It’s summertime, and the living is, well, hot and bug-infested. The summer months bring about a plethora of positives: time at the beach and time off work and time with your family and pets. However, it can be time consuming to have to slather on sunscreen and bug repellant before stepping outdoors. But it’s entirely necessary — not only for your family’s safety and protection, but also for your cat’s health and well-being.
One of summer’s biggest bug annoyances are — you guessed it — mosquitoes. These vexing Culicidaes are at their most vexing during July and August, so keep that in mind when out and about with your kitty. Mosquito bites can lead to numerous problems with cats, including heartworms and possibly Zika virus, though little is known about how that particular virus infects pets (i.e., no research has been done). The CDC states that, “at this time, animals do not appear involved in the spread of Zika virus.”
It’s always best to take preventive measures when it comes to mosquito bites and use mosquito repellants specifically for cats, especially if you’re traveling with your cat to an area where cases of Zika have been reported. However, stronger repellants should be used only for dogs — not your feline friends.
Fleas and ticks are another big problem to contend with during the summer months. It’s important to start prevention on your kitties early — before fleas become an infestation. Bombing your home is no fun, especially if you have multiple pets.
Remedies and Prevention
If you’re concerned about starting a flea-and-tick treatment for your cat, keep in mind that an ounce of prevention goes a long way. There are several kitty-safe remedies for all kinds of bug bites, whether they’re by fleas, ticks, mosquitoes, spiders, etc., which we have compiled in a handy list for your next shopping trip.
However, remember not to use any medications or products on your cat until you consult your veterinarian.
- Revolution – This FDA-approved topical medication for cats is a monthly application that prevents fleas, roundworms, hookworms and ear mites. It also combats against heartworms, which are an unfortunate result of mosquito bites. Talk to your veterinarian about a prescription for your cat.
- Bio Spot ACTIVE CARE Flea & Tick Spray for Cats – Recommended by Doctors Foster and Smith, a vet-operated company that’s been around since 1983, this repellant is approximately $7.99 for 8 oz. It repels mosquitoes, kills fleas, flea eggs and ticks, and is made specifically for cats.
No matter what prevention method you choose, all cats should be on flea/tick/heartworm prevention medication before ever venturing outside.
Here are a few other key points to keep in mind when shopping for bug prevention and repellents:
- Do not use DEET products. These are meant for humans — not animals!
- Use only feline-friendly repellents, sprays and treatments. Many pet treatments are specifically designed for dogs and are too strong for cats.
- Permethrin is not safe for cats. (You should also avoid letting it contact human skin).
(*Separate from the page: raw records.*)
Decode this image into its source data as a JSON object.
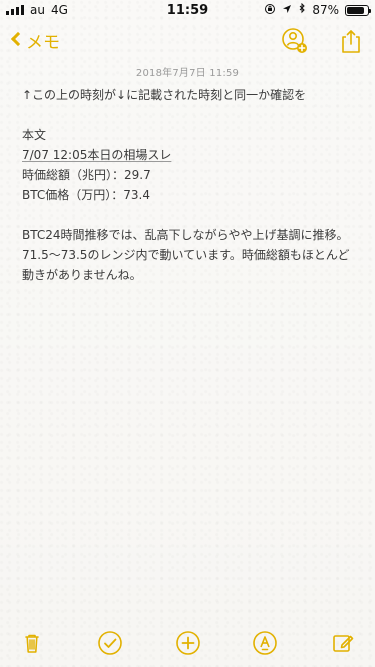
{
  "status_bar": {
    "carrier": "au",
    "network": "4G",
    "time": "11:59",
    "battery_percent": "87%",
    "battery_level": 0.87,
    "icons": [
      "signal-icon",
      "orientation-lock-icon",
      "location-icon",
      "bluetooth-icon",
      "battery-icon"
    ]
  },
  "nav": {
    "back_label": "メモ",
    "icons": {
      "collaborate": "add-people-icon",
      "share": "share-icon"
    }
  },
  "note": {
    "date": "2018年7月7日 11:59",
    "lines": [
      "↑この上の時刻が↓に記載された時刻と同一か確認を",
      "",
      "本文",
      "7/07 12:05本日の相場スレ",
      "時価総額（兆円）：29.7",
      "BTC価格（万円）：73.4",
      "",
      "BTC24時間推移では、乱高下しながらやや上げ基調に推移。71.5〜73.5のレンジ内で動いています。時価総額もほとんど動きがありませんね。"
    ]
  },
  "toolbar": {
    "icons": [
      "trash-icon",
      "checklist-icon",
      "add-icon",
      "markup-icon",
      "compose-icon"
    ]
  },
  "colors": {
    "accent": "#e2b100",
    "text": "#3a3a3a",
    "date": "#9a9a9a",
    "background": "#f7f6f3"
  }
}
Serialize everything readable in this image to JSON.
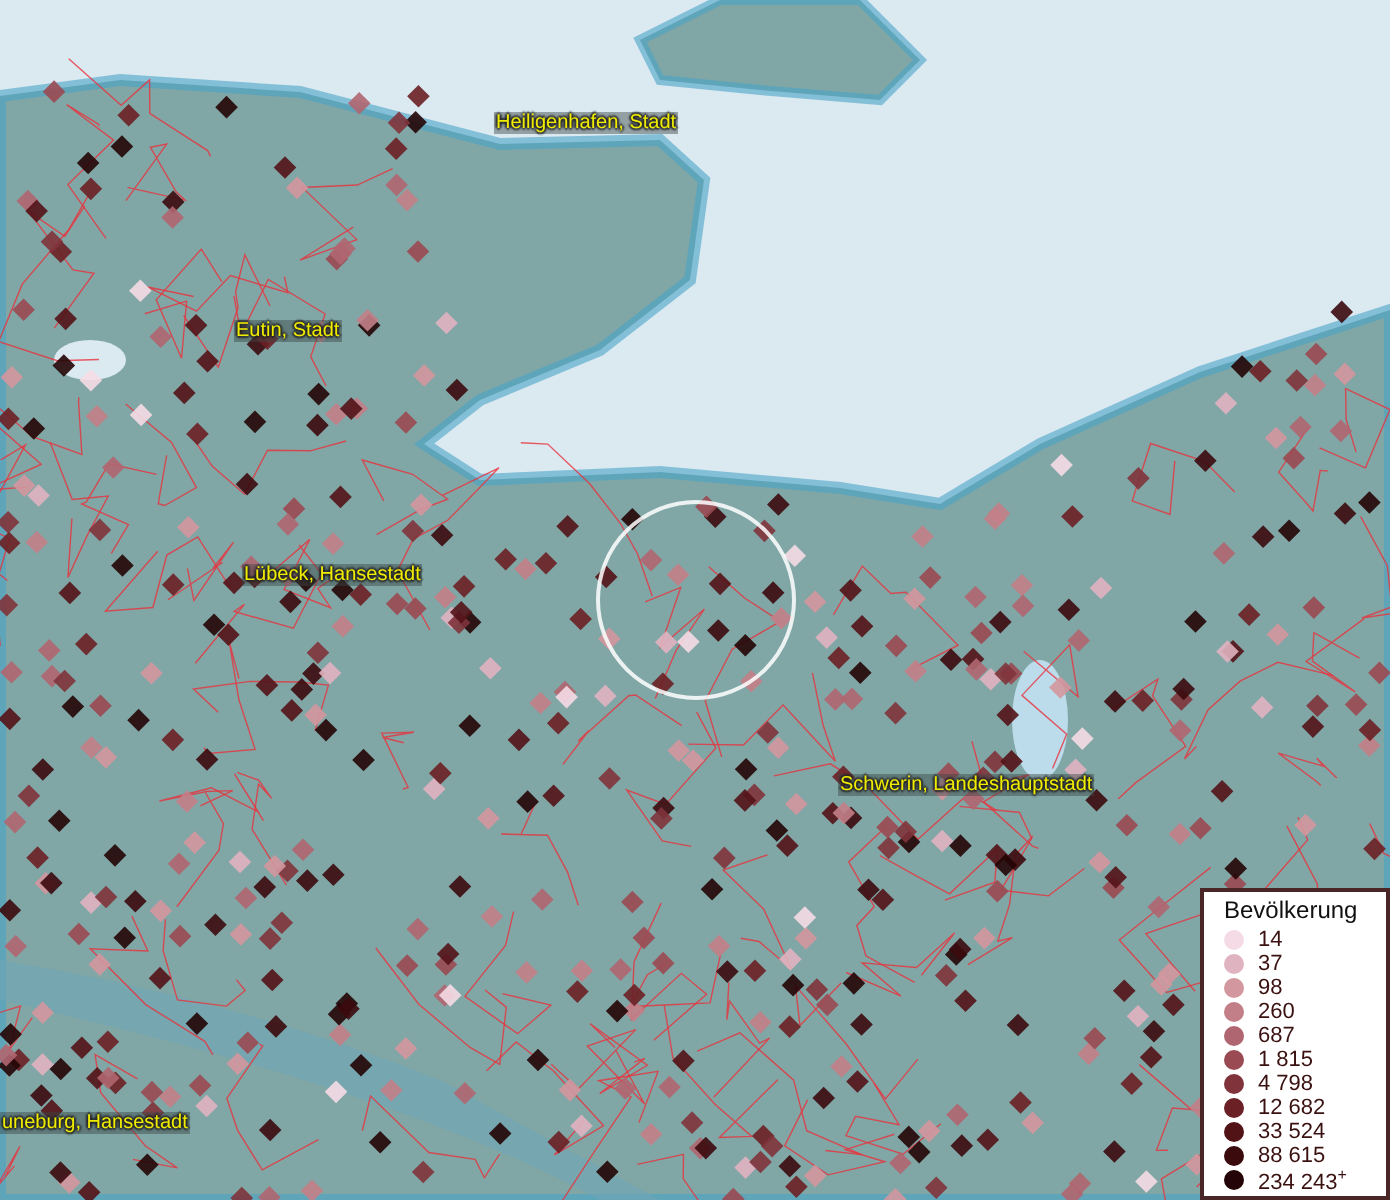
{
  "map": {
    "place_labels": [
      {
        "text": "Heiligenhafen, Stadt"
      },
      {
        "text": "Eutin, Stadt"
      },
      {
        "text": "Lübeck, Hansestadt"
      },
      {
        "text": "Schwerin, Landeshauptstadt"
      },
      {
        "text": "uneburg, Hansestadt"
      }
    ]
  },
  "legend": {
    "title": "Bevölkerung",
    "items": [
      {
        "label": "14",
        "color": "#f5dbe6"
      },
      {
        "label": "37",
        "color": "#e0b3c0"
      },
      {
        "label": "98",
        "color": "#d3979f"
      },
      {
        "label": "260",
        "color": "#c37f88"
      },
      {
        "label": "687",
        "color": "#b06670"
      },
      {
        "label": "1 815",
        "color": "#9a4a52"
      },
      {
        "label": "4 798",
        "color": "#80333b"
      },
      {
        "label": "12 682",
        "color": "#6a2025"
      },
      {
        "label": "33 524",
        "color": "#521317"
      },
      {
        "label": "88 615",
        "color": "#3b0a0d"
      },
      {
        "label": "234 243$^{+}$",
        "color": "#240406"
      }
    ]
  }
}
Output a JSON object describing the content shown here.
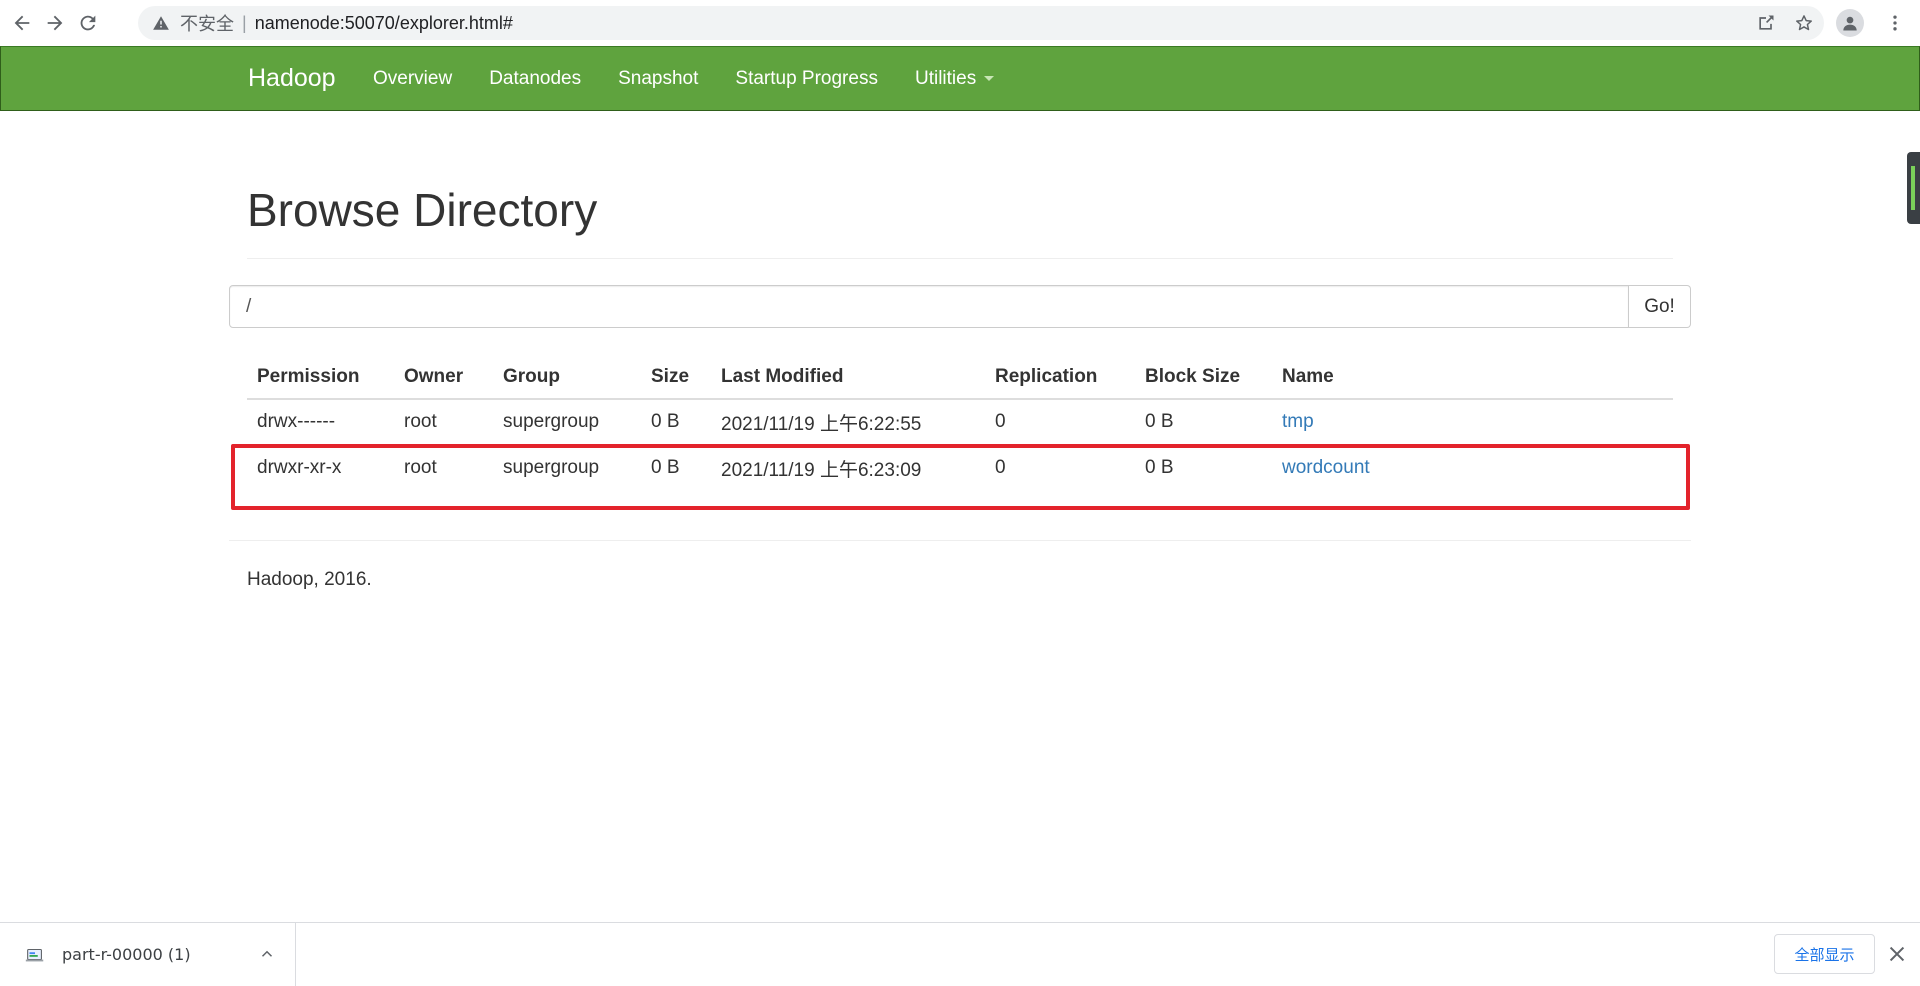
{
  "browser": {
    "security_label": "不安全",
    "separator": "|",
    "url": "namenode:50070/explorer.html#"
  },
  "navbar": {
    "brand": "Hadoop",
    "links": [
      "Overview",
      "Datanodes",
      "Snapshot",
      "Startup Progress",
      "Utilities"
    ],
    "color": "#5fa33e"
  },
  "page": {
    "title": "Browse Directory",
    "path_value": "/",
    "go_label": "Go!"
  },
  "table": {
    "headers": [
      "Permission",
      "Owner",
      "Group",
      "Size",
      "Last Modified",
      "Replication",
      "Block Size",
      "Name"
    ],
    "rows": [
      [
        "drwx------",
        "root",
        "supergroup",
        "0 B",
        "2021/11/19 上午6:22:55",
        "0",
        "0 B",
        "tmp"
      ],
      [
        "drwxr-xr-x",
        "root",
        "supergroup",
        "0 B",
        "2021/11/19 上午6:23:09",
        "0",
        "0 B",
        "wordcount"
      ]
    ],
    "highlighted_row": 1,
    "highlight_color": "#e3232b",
    "link_color": "#337ab7"
  },
  "footer": {
    "text": "Hadoop, 2016."
  },
  "download_bar": {
    "file_name": "part-r-00000 (1)",
    "show_all_label": "全部显示"
  }
}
According to International Cat Care, permethrin poisoning in cats is one of the most commonly reported poisoning in cats worldwide.
- When outside with your kitty, keep moving! It is much harder for a tick or mosquito to land on a moving target.
- Many mosquitoes are most active around dusk and dawn, so consider letting your kitty roam in the afternoon.
How to check your cat for ticks
Ticks are easier to spot on cats than fleas because they’re larger and don’t tend to move around. To check your cat for ticks, start at your pet’s head and run your fingers down the cat’s body, being sure to feel under the collar as well. Ticks like to hide, so be sure to look in your cat’s ears, under the tail and between the toes. You can use a brush, flea comb or even a lint roller, according to Evercare, to aid in your search.
If you find a tick, it’s important to remove it immediately because these blood-sucking arachnids can transmit deadly diseases to pets within 24 hours. To safely remove a tick, follow these instructions from PetMD.
Don’t let prevention techniques and talk of ticks and medications scare you away from having fun during the summer months with your kitty. Be mindful, but remember that summer should be enjoyed by both humans and our significant furry others.